Not for very long, mind.

It takes a few minutes of milling about and everyone spreading out around the tables for them to find each other, with him muttering little mental messages to her the entire time while she requests that he shut up and find her faster. When they finally catch sight of each other across the marquee, she realises a little belatedly that the tears have started once again, and she dips her head, embarrassed and annoyed, because she’s crying over a young man that she’s desperately loved for two out of three years, she’s crying because she was the very one that forced them apart in the first place, that the day has finally come where she isn’t limited to a secret, shameful kiss on his birthday, until she feels his hands on her shoulders.

(He’s really quite terribly handsome, she has come to realise, especially now. Soon he’ll be twenty two years old, but he already looks like a man, with his hair slicked back neatly and his face bright with a grin and- when did he get so tall? Was he always so broad and so adult? He isn’t the teenager caught between boy and man anymore, and frankly, it makes her heart beat that little bit faster.)

“I have a diploma,” he says, barely even trying to keep the maddening elation from his voice. “I’m officially a graduate.” His hands are so warm on her bare skin. “You look beautiful, by the way. Absolutely beautiful.”

“You’re not half bad yourself,” she intones, a little hoarsely, snorting mildly as she tries to wipe away some of her tears. A lot of eyes have turned to watch them, and the hum of conversation in the marquee has dwindled. “Least you’ve not got some bloody Niagara Falls situation happening on your face.” As he reaches up to brush his thumbs across her damp cheeks, helping her to dry her face, more eyes fall upon them, more conversations suddenly fade to end. “You’ve graduated,” she murmurs, sounding oddly breathless.

Joshua King laughs, loudly, and releases her shoulders only for a moment, and then it happens, he gathers Catherine Morrison into his arms and he kisses her - hard - on the lips in the middle of a marquee full of colleagues, peers, students, parents, everyone.

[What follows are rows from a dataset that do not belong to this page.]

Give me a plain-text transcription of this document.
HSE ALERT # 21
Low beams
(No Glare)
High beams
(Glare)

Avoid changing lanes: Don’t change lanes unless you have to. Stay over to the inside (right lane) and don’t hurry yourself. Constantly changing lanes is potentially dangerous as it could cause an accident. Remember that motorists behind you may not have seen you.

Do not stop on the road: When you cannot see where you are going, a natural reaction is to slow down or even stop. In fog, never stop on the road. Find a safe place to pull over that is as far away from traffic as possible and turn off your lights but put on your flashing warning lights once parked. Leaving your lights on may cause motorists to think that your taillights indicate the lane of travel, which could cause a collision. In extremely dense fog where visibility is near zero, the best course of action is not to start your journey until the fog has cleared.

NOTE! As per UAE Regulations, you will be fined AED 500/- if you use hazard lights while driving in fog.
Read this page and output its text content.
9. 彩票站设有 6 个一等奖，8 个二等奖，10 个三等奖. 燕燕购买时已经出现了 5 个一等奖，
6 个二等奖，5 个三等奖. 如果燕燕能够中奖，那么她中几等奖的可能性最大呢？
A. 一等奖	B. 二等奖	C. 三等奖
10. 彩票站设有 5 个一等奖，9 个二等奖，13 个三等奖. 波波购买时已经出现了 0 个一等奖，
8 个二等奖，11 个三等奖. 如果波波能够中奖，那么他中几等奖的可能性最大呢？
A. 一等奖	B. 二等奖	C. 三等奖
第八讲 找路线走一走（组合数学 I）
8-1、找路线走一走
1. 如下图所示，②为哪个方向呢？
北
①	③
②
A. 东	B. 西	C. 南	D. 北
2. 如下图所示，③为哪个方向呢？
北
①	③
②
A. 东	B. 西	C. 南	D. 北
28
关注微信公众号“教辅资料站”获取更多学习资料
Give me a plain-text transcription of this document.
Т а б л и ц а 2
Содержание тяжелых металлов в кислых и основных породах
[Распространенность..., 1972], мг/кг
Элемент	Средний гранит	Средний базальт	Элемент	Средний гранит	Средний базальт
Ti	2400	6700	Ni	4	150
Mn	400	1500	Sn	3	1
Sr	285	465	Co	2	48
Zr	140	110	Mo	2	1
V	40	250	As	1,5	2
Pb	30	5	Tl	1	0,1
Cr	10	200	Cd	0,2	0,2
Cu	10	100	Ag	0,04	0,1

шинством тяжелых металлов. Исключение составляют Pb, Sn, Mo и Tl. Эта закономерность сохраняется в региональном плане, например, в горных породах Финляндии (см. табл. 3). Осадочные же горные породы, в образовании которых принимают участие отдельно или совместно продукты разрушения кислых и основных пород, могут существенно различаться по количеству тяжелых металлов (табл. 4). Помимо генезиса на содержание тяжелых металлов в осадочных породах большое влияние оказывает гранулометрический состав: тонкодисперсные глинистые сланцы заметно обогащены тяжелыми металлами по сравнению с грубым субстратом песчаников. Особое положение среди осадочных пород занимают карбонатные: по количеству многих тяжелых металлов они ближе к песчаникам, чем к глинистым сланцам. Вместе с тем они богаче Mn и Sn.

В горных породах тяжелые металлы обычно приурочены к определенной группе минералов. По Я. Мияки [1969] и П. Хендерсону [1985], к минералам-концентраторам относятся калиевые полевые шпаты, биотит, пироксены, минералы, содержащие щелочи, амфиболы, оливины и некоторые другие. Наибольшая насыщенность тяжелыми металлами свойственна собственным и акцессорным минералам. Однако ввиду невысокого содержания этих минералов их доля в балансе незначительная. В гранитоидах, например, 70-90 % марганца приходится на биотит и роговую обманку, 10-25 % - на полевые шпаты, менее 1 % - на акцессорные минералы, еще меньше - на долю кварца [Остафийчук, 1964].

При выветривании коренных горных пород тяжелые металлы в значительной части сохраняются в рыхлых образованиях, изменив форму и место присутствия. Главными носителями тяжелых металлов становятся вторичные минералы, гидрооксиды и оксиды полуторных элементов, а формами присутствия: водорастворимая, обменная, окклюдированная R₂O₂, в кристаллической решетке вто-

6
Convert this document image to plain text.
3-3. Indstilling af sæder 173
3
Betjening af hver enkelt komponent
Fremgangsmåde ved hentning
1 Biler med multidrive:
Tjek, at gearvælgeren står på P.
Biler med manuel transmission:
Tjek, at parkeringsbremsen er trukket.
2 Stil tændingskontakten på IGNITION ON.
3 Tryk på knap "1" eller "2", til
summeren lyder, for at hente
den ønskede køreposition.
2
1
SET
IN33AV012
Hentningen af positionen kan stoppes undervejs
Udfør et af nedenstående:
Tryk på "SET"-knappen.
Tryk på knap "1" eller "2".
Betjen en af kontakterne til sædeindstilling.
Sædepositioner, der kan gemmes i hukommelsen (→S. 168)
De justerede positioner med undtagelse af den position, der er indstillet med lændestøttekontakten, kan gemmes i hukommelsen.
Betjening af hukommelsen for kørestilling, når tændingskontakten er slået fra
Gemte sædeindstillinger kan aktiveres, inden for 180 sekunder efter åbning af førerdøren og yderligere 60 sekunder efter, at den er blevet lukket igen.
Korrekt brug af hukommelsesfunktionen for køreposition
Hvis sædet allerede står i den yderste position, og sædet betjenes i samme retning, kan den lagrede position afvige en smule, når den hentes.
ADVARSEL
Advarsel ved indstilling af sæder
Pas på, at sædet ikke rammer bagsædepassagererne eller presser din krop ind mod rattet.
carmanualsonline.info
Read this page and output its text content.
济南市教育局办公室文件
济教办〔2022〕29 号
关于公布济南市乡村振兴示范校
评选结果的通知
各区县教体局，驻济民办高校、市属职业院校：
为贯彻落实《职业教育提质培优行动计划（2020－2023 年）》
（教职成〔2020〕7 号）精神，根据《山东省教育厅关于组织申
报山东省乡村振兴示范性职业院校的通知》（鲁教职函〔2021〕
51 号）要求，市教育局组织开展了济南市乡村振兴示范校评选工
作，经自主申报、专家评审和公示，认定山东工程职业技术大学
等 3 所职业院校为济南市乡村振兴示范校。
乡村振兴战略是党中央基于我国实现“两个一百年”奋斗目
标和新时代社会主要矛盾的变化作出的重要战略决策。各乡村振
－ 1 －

She kisses him back, she flings her arms around his neck and a throwaway thought escapes her, that she never wants to let him go again (Fine by me, he adds, muttering a vague protest against her lips as she pinches his shoulder for his troubles).

Silence has fallen all around them, but they couldn’t care less, and they still don’t care when the buzz of response suddenly kicks up, started by a high pitched “oh my god!” rising from one of the students, and everyone’s staring and talking about it, but they just don’t care. Empires could rise and world powers could fall right now, and still they’d be in their own world, together, and suddenly complete.